The pressure vessels described herein can carry a variety of gases, such as raw gas straight from a bore well, including raw natural gas, e.g. when compressed - raw CNG or RCNG, or H2, or processed natural gas (methane), or raw or part processed natural gas, e.g. with C02 allowances of up to 14% molar, H2S allowances of up to 1 ,000 ppm, or H2 and C02 gas impurities, or other impurities or corrosive species. The preferred use, however, is CNG, be that raw CNG, part processed CNG or clean CNG - processed to a standard deliverable to the end user, e.g. commercial, industrial or residential.

The CNG will typically be carried at a pressure in excess of 60 barg, and potentially in excess of 100 bar, 150 bar, 200 bar or 250 bar, and potentially peaking at 300 bar or 350 bar.

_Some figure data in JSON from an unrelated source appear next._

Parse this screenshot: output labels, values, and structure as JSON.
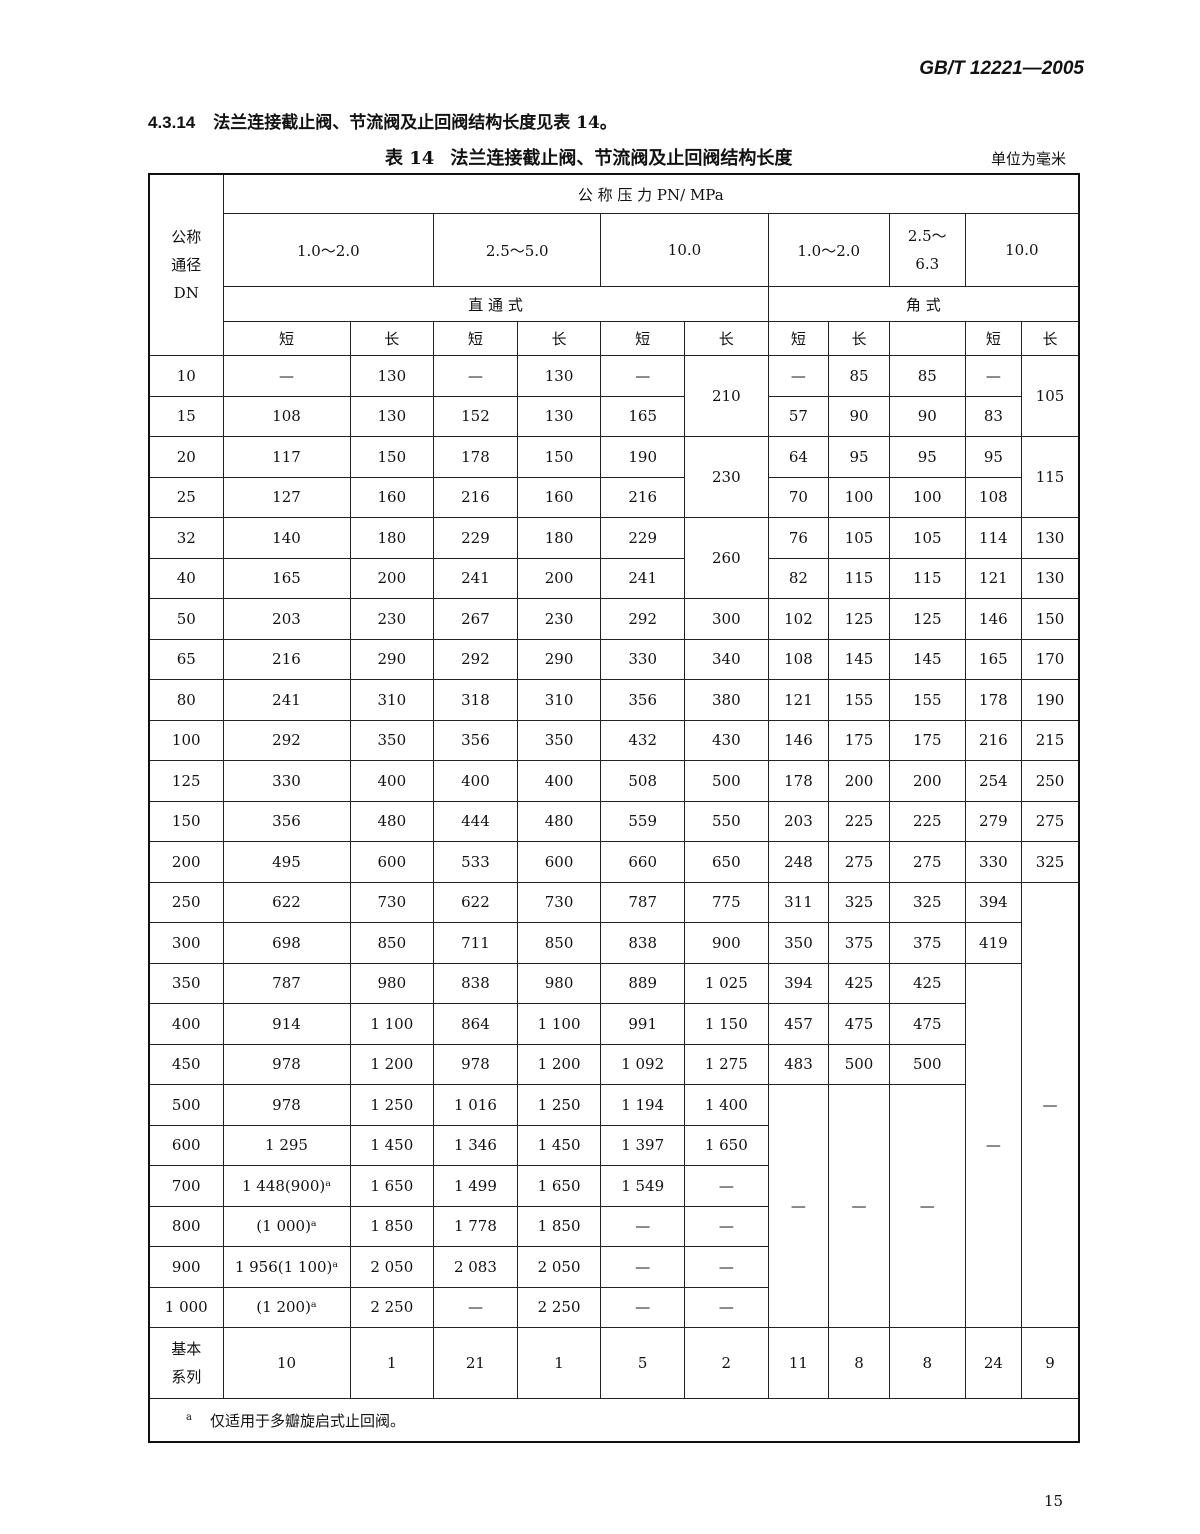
{
  "header": {
    "standard": "GB/T 12221—2005"
  },
  "clause": {
    "number": "4.3.14",
    "text": "法兰连接截止阀、节流阀及止回阀结构长度见表 14。"
  },
  "table": {
    "caption_number": "表 14",
    "caption": "法兰连接截止阀、节流阀及止回阀结构长度",
    "unit": "单位为毫米",
    "dn_header": "公称\n通径\nDN",
    "pressure_header": "公 称 压 力 PN/ MPa",
    "pressure_groups": [
      "1.0～2.0",
      "2.5～5.0",
      "10.0",
      "1.0～2.0",
      "2.5～\n6.3",
      "10.0"
    ],
    "type_straight": "直 通 式",
    "type_angle": "角 式",
    "sub_headers": [
      "短",
      "长",
      "短",
      "长",
      "短",
      "长",
      "短",
      "长",
      "",
      "短",
      "长"
    ],
    "rows": [
      [
        "10",
        "—",
        "130",
        "—",
        "130",
        "—",
        "210",
        "—",
        "85",
        "85",
        "—",
        "105"
      ],
      [
        "15",
        "108",
        "130",
        "152",
        "130",
        "165",
        null,
        "57",
        "90",
        "90",
        "83",
        null
      ],
      [
        "20",
        "117",
        "150",
        "178",
        "150",
        "190",
        "230",
        "64",
        "95",
        "95",
        "95",
        "115"
      ],
      [
        "25",
        "127",
        "160",
        "216",
        "160",
        "216",
        null,
        "70",
        "100",
        "100",
        "108",
        null
      ],
      [
        "32",
        "140",
        "180",
        "229",
        "180",
        "229",
        "260",
        "76",
        "105",
        "105",
        "114",
        "130"
      ],
      [
        "40",
        "165",
        "200",
        "241",
        "200",
        "241",
        null,
        "82",
        "115",
        "115",
        "121",
        "130"
      ],
      [
        "50",
        "203",
        "230",
        "267",
        "230",
        "292",
        "300",
        "102",
        "125",
        "125",
        "146",
        "150"
      ],
      [
        "65",
        "216",
        "290",
        "292",
        "290",
        "330",
        "340",
        "108",
        "145",
        "145",
        "165",
        "170"
      ],
      [
        "80",
        "241",
        "310",
        "318",
        "310",
        "356",
        "380",
        "121",
        "155",
        "155",
        "178",
        "190"
      ],
      [
        "100",
        "292",
        "350",
        "356",
        "350",
        "432",
        "430",
        "146",
        "175",
        "175",
        "216",
        "215"
      ],
      [
        "125",
        "330",
        "400",
        "400",
        "400",
        "508",
        "500",
        "178",
        "200",
        "200",
        "254",
        "250"
      ],
      [
        "150",
        "356",
        "480",
        "444",
        "480",
        "559",
        "550",
        "203",
        "225",
        "225",
        "279",
        "275"
      ],
      [
        "200",
        "495",
        "600",
        "533",
        "600",
        "660",
        "650",
        "248",
        "275",
        "275",
        "330",
        "325"
      ],
      [
        "250",
        "622",
        "730",
        "622",
        "730",
        "787",
        "775",
        "311",
        "325",
        "325",
        "394",
        "—"
      ],
      [
        "300",
        "698",
        "850",
        "711",
        "850",
        "838",
        "900",
        "350",
        "375",
        "375",
        "419",
        null
      ],
      [
        "350",
        "787",
        "980",
        "838",
        "980",
        "889",
        "1 025",
        "394",
        "425",
        "425",
        "—",
        null
      ],
      [
        "400",
        "914",
        "1 100",
        "864",
        "1 100",
        "991",
        "1 150",
        "457",
        "475",
        "475",
        null,
        null
      ],
      [
        "450",
        "978",
        "1 200",
        "978",
        "1 200",
        "1 092",
        "1 275",
        "483",
        "500",
        "500",
        null,
        null
      ],
      [
        "500",
        "978",
        "1 250",
        "1 016",
        "1 250",
        "1 194",
        "1 400",
        "—",
        "—",
        "—",
        null,
        null
      ],
      [
        "600",
        "1 295",
        "1 450",
        "1 346",
        "1 450",
        "1 397",
        "1 650",
        null,
        null,
        null,
        null,
        null
      ],
      [
        "700",
        "1 448(900)ᵃ",
        "1 650",
        "1 499",
        "1 650",
        "1 549",
        "—",
        null,
        null,
        null,
        null,
        null
      ],
      [
        "800",
        "(1 000)ᵃ",
        "1 850",
        "1 778",
        "1 850",
        "—",
        "—",
        null,
        null,
        null,
        null,
        null
      ],
      [
        "900",
        "1 956(1 100)ᵃ",
        "2 050",
        "2 083",
        "2 050",
        "—",
        "—",
        null,
        null,
        null,
        null,
        null
      ],
      [
        "1 000",
        "(1 200)ᵃ",
        "2 250",
        "—",
        "2 250",
        "—",
        "—",
        null,
        null,
        null,
        null,
        null
      ]
    ],
    "basis_label": "基本\n系列",
    "basis": [
      "10",
      "1",
      "21",
      "1",
      "5",
      "2",
      "11",
      "8",
      "8",
      "24",
      "9"
    ],
    "footnote_mark": "a",
    "footnote": "仅适用于多瓣旋启式止回阀。"
  },
  "page_number": "15"
}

CNG can include various potential component parts in a variable mixture of ratios, some in their gas phase and others in a liquid phase, or a mix of both. Those component parts will typically comprise one or more of the following compounds: C2H6, C3H8, C4H10, C5H 12, C6H14, C7H16, C8H18, C9+ hydrocarbons, C02 and H2S, plus potentially toluene, diesel and octane in a liquid state, and other impurities/species.

The present invention has been described above purely by way of example. Modifications in detail may be made to the invention within the scope of the claims appended hereto.